During the first two years we perfected the process for the Theatre course. In the second year, we focused on folk tales from around the world, as a tie-in
with one of the schools theme for the year. We adapted and performed over a dozen books and gave eight performances in three different schools, all serving children in need of the additional educational support. For many of the children, this was their first experience with live performance. After a performance at the Grant Elementary School in February 2009, a boy named Ryan approached one of the actors in the group and began to ask questions about the stories. He mentioned that he had written a story, and the actor suggested that Ryan send the story along to the class. He promised Ryan we would adapt it and perform it when we returned in April.
The story was short, about the ordinary happenings before a birthday party and a visit to a local, indoor amusement park. My students created a wonderful adaptation and performance. The performance, and the accolades and self-esteem that came with it, proved to be a game changer – for Ryan, for his teachers, and for my class. I began to reshape the project so that more children could have Ryan’s experience.
I narrowed the partnership to just two schools – Grant and Nettleton Elementary Schools of Duluth, MN. These two schools will soon be combined as a part of our school districts reorganization. We retained the process of adapting existing children’s literature for the first performances, this time with books focusing on bullying and social justice. The performers adapted six books and performed them in late February/early March. We coordinated an effort with the elementary school teachers, the leaders of the Young Explorers after school program, and students from a Group Dynamics psychology course taught by my UMD colleague Brenda Butterfield, to have the children write their own stories. We planted the seed of what an adapted story might look like with our initial performances – based on books with a wide range of cultural perspectives focused on bullying and peace making . Over the next few weeks, the Psychology students worked with the children to generate thirteen stories by ten children, focusing on the same themes. The theatre students then adapted these stories into short performances using the scenario technique, staged them, and performed them in late April.
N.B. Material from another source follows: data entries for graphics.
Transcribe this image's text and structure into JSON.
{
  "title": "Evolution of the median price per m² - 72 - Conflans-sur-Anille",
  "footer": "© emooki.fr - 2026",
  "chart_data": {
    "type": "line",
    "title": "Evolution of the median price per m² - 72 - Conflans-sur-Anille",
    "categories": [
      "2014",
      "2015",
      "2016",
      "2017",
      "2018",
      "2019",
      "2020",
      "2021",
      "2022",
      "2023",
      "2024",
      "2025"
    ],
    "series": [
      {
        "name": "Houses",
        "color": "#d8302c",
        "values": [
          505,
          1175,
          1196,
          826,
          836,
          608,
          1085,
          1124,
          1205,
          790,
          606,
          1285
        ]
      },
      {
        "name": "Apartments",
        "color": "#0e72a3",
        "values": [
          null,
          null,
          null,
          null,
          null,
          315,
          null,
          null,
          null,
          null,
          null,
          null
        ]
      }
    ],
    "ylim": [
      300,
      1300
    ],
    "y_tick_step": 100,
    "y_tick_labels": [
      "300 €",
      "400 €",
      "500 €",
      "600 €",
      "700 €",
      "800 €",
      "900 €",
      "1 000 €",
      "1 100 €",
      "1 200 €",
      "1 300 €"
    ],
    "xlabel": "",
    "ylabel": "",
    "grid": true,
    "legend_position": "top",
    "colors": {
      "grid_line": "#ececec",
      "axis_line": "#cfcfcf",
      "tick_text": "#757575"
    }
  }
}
These performances were informal, with only a few simple costume pieces, props, and a wide variety of masks. The authors were acknowledged with applause before each story was performed. The stories were filled with a wide variety of content and style, from the everyday to the fantastic (one story featured PizzaSheep and an Algebra Machine!). Our first assessment, based on the experience, is that this strategy was successful. The children were inspired to tell their own stories about a subject that concerns them directly – the bully on the playground. They received guidance in the art of constructing and writing a story. They were able to see their story performed just a few weeks after finishing it, in front of an audience of their peers, their teachers, and the many volunteers working with the Young Explorers program. According to Kathy Bogen, the director of the Young Explorers Program;
“This project was an excellent example of connecting literature and writing with the children’s real-life experiences, giving them an opportunity to have their voices acknowledged, and build relationships with peers and college mentors.”
We have a reflection meeting scheduled for all of the partners in this endeavor, as this is the first time that we have tried this project this way. It wasn’t a perfect interdisciplinary project but we feel that the elements that got in the way of making this work for all of the partners were surmountable.
I’ll send along another blog post regarding the results of the partner’s reflection process. I’ll also discuss how this changed my theatre students, who are currently writing their journal entries reflecting on their experience, and the role of the arts in primary education.